In the commercial market, aquamarine competes with treated blue topaz for attention, but fine aquamarine sells for far more than equivalent-quality treated blue topaz.
Color
Aquamarine’s color range is very narrow: It can be blue, very slightly greenish blue, greenish blue, very strongly greenish blue, or green-blue. The gem’s most valuable color is a dark blue to slightly greenish blue with moderately strong intensity. In general, the purer and more intense the blue color, the more valuable the stone. Most aquamarine is a light greenish blue.
Most faceted aquamarines are eye-clean. Some crystals might contain liquid inclusions, but clarity characteristics are few or absent in most finished gems.

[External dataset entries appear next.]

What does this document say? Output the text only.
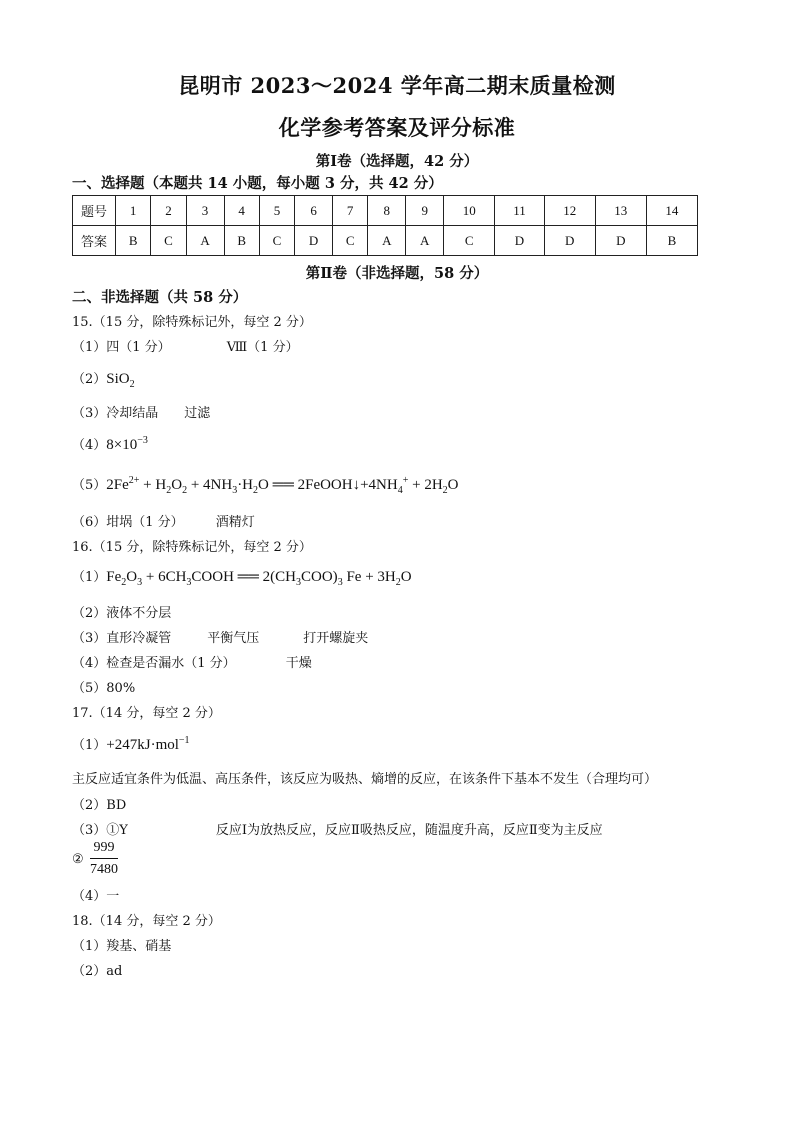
昆明市 2023～2024 学年高二期末质量检测
化学参考答案及评分标准
第Ⅰ卷（选择题，42 分）
一、选择题（本题共 14 小题，每小题 3 分，共 42 分）
题号	1	2	3	4	5	6	7	8	9	10	11	12	13	14
答案	B	C	A	B	C	D	C	A	A	C	D	D	D	B
第Ⅱ卷（非选择题，58 分）
二、非选择题（共 58 分）
15.（15 分，除特殊标记外，每空 2 分）
（1）四（1 分）	Ⅷ（1 分）
（2）SiO$_2$
（3）冷却结晶 过滤
$(4)8\times 10^{-3}$
$(5)2Fe^{2+} + H_2O_2 + 4NH_3\cdot H_2O$ ══ $2FeOOH↓+4NH_4^+ + 2H_2O$
（6）坩埚（1 分） 酒精灯
16.（15 分，除特殊标记外，每空 2 分）
$(1)Fe_2O_3$ + $6CH_3COOH$ ══ $2(CH_3COO)_3$ $Fe + 3H_2O$
（2）液体不分层
（3）直形冷凝管	平衡气压	打开螺旋夹
（4）检查是否漏水（1 分）	干燥
（5）80%
17.（14 分，每空 2 分）
（1）+247kJ·mol$^{-1}$
主反应适宜条件为低温、高压条件，该反应为吸热、熵增的反应，在该条件下基本不发生（合理均可）
（2）BD
（3）①Y	反应Ⅰ为放热反应，反应Ⅱ吸热反应，随温度升高，反应Ⅱ变为主反应
② $\frac{999}{7480}$
（4）一
18.（14 分，每空 2 分）
（1）羧基、硝基
（2）ad
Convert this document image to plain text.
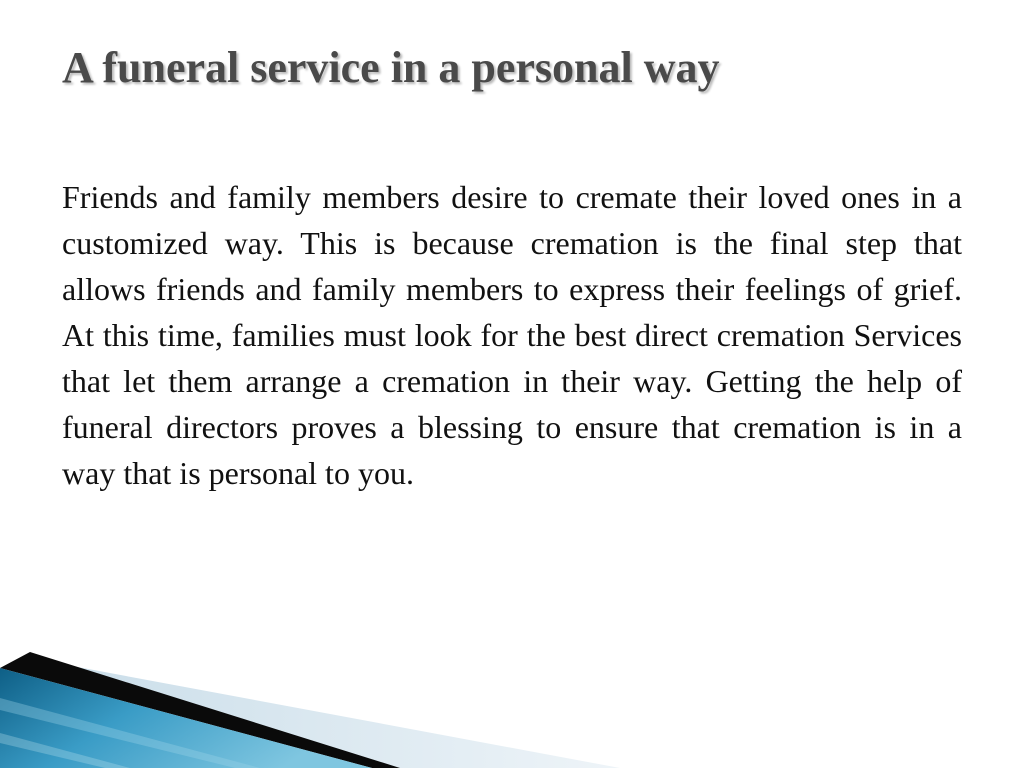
A funeral service in a personal way

Friends and family members desire to cremate their loved ones in a customized way. This is because cremation is the final step that allows friends and family members to express their feelings of grief. At this time, families must look for the best direct cremation Services that let them arrange a cremation in their way. Getting the help of funeral directors proves a blessing to ensure that cremation is in a way that is personal to you.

Stones with eye-visible inclusions are usually fashioned into cabochons, beads, or carvings.
In some beryl crystals, there are enough parallel inclusions—usually long hollow or liquid-filled tubes—to allow cutters to fashion the rough to show a cat’s-eye.
Aquamarines can be cut into almost any shape, but cutters often fashion them as emerald cuts or as round or oval brilliants. The rough is fairly plentiful, so well-cut stones are fairly common. The gemstone’s hardness and transparency make it popular with designers, artists, and carvers. Gem sculptors use aquamarine for fantasy cuts and ornamental objects.
Aquamarine can be cut in a variety of standard shapes.
Aquamarine that’s too included for faceting is often carved and set into designer jewelry. - © GIA and Tino Hammid
Aquamarine crystals come in sizes from very small to very large—some even up to 100 lbs. (45 kg). While large stones are readily available, it’s difficult to use them in jewelry, so there’s less demand for them, except as center stones. As a result, per-carat prices tend to decrease for sizes above 25 carats.
Many very large aquamarine crystals have been discovered. The largest Brazilian aquamarine on record was found in 1910, in Minas Gerais, Brazil. It weighed 244 lbs. (110 kg) and measured 19 in. (48 cm) long and 15 in. (38 cm) in diameter.